Seperti dilansir Reuters, Kamis (13/8/2020), kelompok militan di wilayah Gaza yang dikuasai Hamas, menerbangkan puluhan balon helium yang dipasangi material yang dibakar atau peledak ke wilayah Israel dalam beberapa hari terakhir.

Serangan balon api ini dimaksudkan untuk menekan Israel agar mencabut blokade terhadap wilayah Gaza dan mengizinkan dilakukannya proyek ekonomi baru.

Israel, dengan menjadikan ancaman keamanan dari Hamas sebagai alasan untuk blokade darat dan laut terhadap Gaza, telah melakukan balasan dengan menutup perlintasan komersial utama di perbatasan Gaza.

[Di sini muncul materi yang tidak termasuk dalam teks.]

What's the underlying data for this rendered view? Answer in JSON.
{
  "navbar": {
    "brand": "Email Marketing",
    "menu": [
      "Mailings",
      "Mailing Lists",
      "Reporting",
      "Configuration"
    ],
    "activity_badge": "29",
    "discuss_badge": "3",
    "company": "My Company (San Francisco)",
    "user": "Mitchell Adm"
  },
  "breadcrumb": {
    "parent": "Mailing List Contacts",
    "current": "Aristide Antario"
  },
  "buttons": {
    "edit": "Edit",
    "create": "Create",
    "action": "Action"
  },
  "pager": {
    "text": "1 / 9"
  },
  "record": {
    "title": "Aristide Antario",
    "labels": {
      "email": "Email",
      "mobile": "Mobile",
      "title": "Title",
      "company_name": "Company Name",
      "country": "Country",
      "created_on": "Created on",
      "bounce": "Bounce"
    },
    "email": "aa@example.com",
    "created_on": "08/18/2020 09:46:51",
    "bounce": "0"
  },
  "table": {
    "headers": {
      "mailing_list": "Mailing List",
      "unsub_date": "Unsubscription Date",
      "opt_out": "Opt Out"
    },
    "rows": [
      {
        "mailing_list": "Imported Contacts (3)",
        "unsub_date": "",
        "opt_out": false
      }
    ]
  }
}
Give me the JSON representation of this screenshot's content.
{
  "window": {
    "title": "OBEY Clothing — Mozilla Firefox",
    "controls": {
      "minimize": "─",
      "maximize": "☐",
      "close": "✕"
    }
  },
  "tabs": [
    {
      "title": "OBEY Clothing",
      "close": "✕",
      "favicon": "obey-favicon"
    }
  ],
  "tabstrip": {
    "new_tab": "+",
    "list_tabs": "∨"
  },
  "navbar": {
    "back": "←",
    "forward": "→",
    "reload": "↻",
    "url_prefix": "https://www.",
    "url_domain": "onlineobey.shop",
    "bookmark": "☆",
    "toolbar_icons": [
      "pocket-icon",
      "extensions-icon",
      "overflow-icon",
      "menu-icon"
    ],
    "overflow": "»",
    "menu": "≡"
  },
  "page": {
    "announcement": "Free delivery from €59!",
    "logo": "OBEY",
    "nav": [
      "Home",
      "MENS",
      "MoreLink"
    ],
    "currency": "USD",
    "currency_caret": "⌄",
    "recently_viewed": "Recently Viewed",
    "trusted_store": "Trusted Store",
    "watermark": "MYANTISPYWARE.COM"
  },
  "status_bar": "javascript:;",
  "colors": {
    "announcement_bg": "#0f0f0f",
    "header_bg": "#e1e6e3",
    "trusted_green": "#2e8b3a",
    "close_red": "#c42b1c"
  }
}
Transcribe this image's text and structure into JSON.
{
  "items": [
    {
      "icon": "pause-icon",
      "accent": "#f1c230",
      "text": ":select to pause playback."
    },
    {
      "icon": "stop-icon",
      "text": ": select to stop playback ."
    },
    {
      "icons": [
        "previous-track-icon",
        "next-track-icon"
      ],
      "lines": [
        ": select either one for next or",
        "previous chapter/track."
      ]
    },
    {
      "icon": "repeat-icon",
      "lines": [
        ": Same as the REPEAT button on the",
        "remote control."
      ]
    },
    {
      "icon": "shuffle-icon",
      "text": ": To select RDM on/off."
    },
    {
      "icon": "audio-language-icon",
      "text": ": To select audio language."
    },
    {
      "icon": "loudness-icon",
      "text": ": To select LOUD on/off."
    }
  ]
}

Israel juga melancarkan serangan, dengan pesawat tempur, helikopter dan tank, terhadap fasilitas militer Hamas.

Balasan dari Israel semakin ditingkatkan pada Kamis (13/8) waktu setempat, dengan Menteri Pertahanan Israel, Benny Gantz, memerintahkan penghentian sementara impor bahan bakar ke wilayah Gaza.

"Menyoroti terus berlanjutnya peluncuran balon api dari Gaza (ke Israel)," demikian pernyataan Kementerian Pertahanan Israel.

Juru bicara Hamas, Fawzi Barhoum, menyebutnya langkah itu sebagai 'tindakan agresif berat' yang 'bertujuan untuk memperburuk krisis yang dihadapi warga kita di Gaza yang diblokade'. Diketahui bahwa wilayah Gaza bergantung pada Israel untuk pasokan bahan bakar dan gas.

Disebutkan seorang pejabat perusahaan distribusi listrik utama Gaza, Mohammad Thabet bahwa penangguhan pasokan bahan bakar bisa mematikan satu-satunya pembangkit listrik di Gaza dan akan memicu terputusnya aliran listrik pada rumah-rumah dan pusat bisnis warga Palestina di wilayah Gaza.

Warga Palestina di Gaza saat ini mendapatkan pasokan listrik selama 6 jam, yang diikuti oleh pemadaman listrik selama 10 jam.

Tidak hanya menghentikan penyaluran pasokan bahan bakar, Israel juga mengurangi luas area penangkapan ikan yang diperbolehkan bagi warga Palestina di Gaza, yakni dari 24 kilometer menjadi hanya 13 kilometer dari tepi pantai.